Sherrie Levine: 1977-1988

A collage on paper by Sherrie Levine, titled President Collage: 6, dated 1979.

Aspen Art Museum, Aspen, United States

June 6–September 29, 2025

Aspen Art Museum presents Sherrie Levine: 1977-1988, an exhibition devoted to the first eleven years of Sherrie Levine's practice. This marks the American artist's first significant museum exhibition since Mayhem, her 2011 retrospective at the Whitney Museum of American Art in New York.

Levine’s work analyzes the ways in which identity is generated through our relationship to inherited images and forms. Emerging alongside a group of like-minded artists and writers in the 1970s and 1980s, Levine utilized diverse media including photography, painting, collage and sculpture to challenge conventional assumptions around autonomy, originality and agency.

The earliest work in the exhibition, Shoe Sale (1977), establishes Levine’s enduring relationship to the readymade, an artistic development conceived by Marcel Duchamp in which prefabricated items were redefined as artworks through a contextual shift. This interest in framing connects to some of Levine’s most celebrated works, from her President Collages (1979) to her many projects replicating canonical artworks from Vincent Van Gogh to Walker Evans.

Paintings by Levine fill the museum’s ground floor.

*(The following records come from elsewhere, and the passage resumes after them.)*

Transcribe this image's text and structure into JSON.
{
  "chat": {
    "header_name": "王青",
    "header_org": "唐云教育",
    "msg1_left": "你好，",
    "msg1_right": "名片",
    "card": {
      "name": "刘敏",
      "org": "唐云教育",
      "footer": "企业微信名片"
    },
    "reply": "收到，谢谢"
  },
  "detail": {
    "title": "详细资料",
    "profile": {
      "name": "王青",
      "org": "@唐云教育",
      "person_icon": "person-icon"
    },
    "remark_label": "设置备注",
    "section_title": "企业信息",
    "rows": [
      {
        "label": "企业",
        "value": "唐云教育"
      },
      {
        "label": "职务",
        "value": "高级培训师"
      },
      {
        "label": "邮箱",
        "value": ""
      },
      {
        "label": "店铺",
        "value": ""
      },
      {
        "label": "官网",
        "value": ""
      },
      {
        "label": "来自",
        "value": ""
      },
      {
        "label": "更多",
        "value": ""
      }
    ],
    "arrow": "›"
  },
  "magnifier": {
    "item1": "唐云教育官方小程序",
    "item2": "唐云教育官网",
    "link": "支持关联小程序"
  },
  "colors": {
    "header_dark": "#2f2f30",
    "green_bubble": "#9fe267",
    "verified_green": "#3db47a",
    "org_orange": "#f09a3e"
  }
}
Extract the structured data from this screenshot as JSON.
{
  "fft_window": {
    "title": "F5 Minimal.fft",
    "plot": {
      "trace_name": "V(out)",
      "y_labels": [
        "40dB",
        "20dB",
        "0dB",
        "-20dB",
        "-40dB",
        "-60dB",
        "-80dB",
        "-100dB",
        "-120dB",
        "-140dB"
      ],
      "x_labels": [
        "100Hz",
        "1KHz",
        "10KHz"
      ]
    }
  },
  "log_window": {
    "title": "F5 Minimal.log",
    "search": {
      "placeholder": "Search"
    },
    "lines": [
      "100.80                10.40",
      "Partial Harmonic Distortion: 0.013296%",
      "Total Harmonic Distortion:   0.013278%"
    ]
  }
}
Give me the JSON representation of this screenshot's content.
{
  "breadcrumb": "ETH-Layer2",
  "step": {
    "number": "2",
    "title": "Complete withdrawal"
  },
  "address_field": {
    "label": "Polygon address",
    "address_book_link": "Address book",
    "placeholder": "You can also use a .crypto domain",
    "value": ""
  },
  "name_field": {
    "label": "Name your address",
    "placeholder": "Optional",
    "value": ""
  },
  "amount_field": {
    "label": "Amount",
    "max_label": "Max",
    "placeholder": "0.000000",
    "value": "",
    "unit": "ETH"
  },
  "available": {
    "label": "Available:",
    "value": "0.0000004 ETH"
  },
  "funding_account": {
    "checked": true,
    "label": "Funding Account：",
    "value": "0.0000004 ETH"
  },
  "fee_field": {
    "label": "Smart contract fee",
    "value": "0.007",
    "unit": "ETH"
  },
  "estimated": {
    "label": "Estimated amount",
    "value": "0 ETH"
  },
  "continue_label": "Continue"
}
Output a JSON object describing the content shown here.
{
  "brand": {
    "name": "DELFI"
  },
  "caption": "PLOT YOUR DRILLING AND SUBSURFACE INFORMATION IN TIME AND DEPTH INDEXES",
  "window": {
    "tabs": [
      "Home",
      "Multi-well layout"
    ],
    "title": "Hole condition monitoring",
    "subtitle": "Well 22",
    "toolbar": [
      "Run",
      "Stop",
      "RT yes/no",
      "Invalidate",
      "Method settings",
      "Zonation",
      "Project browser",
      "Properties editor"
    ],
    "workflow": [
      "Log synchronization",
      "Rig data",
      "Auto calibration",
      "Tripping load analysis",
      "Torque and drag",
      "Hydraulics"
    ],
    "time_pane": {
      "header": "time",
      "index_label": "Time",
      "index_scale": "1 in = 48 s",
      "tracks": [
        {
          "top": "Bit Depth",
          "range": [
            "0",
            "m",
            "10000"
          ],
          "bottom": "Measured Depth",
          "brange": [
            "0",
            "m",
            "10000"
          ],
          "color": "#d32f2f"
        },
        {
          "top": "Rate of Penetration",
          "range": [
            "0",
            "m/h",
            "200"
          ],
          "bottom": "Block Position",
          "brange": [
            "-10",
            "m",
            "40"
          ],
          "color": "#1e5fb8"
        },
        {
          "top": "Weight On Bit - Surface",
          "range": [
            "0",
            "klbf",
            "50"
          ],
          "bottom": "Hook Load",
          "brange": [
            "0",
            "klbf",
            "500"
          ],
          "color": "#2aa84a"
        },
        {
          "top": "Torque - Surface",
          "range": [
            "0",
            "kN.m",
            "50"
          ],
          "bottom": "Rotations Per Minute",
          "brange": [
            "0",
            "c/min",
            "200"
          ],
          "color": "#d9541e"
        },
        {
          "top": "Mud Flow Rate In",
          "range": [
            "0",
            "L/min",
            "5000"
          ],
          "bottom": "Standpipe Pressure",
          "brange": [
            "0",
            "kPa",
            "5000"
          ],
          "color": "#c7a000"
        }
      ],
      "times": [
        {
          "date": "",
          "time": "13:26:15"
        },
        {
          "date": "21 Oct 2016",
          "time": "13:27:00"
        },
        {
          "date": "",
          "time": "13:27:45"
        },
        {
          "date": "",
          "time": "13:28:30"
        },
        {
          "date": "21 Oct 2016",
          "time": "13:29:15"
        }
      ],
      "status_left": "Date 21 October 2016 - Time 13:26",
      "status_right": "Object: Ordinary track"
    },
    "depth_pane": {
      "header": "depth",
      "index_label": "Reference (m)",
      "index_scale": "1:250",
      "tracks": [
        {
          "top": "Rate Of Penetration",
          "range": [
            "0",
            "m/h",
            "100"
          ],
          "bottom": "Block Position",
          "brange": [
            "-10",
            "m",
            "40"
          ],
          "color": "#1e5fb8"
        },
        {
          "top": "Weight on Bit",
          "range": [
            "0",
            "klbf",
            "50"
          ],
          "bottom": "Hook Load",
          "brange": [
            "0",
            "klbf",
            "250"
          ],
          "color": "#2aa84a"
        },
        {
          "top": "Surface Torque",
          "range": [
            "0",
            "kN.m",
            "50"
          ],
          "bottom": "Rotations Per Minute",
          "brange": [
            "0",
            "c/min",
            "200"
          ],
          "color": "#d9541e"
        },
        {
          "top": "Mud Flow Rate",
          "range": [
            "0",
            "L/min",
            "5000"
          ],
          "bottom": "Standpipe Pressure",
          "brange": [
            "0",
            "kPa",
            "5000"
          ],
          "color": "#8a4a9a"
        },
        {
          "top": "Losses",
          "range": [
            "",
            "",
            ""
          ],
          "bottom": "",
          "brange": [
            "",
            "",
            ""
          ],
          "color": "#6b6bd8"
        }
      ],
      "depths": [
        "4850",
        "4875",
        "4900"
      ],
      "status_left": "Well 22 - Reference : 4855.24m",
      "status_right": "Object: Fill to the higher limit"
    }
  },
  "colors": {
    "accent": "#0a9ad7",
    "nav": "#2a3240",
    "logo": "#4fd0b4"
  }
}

Using checks, stripes and chevrons in an array of colors, Levine continues to reference the (male) painters she previously appropriated, further emptying their forms of any universal or transcendent ambitions. The gallery also includes five of Levine’s Knot Paintings (1985-1987). On untreated expanses of plywood, Levine paints only the randomly distributed knot patches, allowing them to dictate the final form of the artwork. These works demonstrate an interest in chance that is present in the game board motif and are also a pun on “not painting”.

Levine enacts an ultra-thin mediation in her work, through which distinguishing factors between her art and the original source material often sit beyond comprehension, disrupting established notions of both artist and artwork. This interstitial space is both restorative and melancholic in Levine’s clear-eyed and delicate interventions. As she wrote in 1982, “I like to think of my paintings as membranes permeable from both sides so there is an easy flow between the past and future, between my history and yours.”

Sherrie Levine: 1977-1988 is curated by Scott Portnoy, Curator at Large, Aspen Art Museum.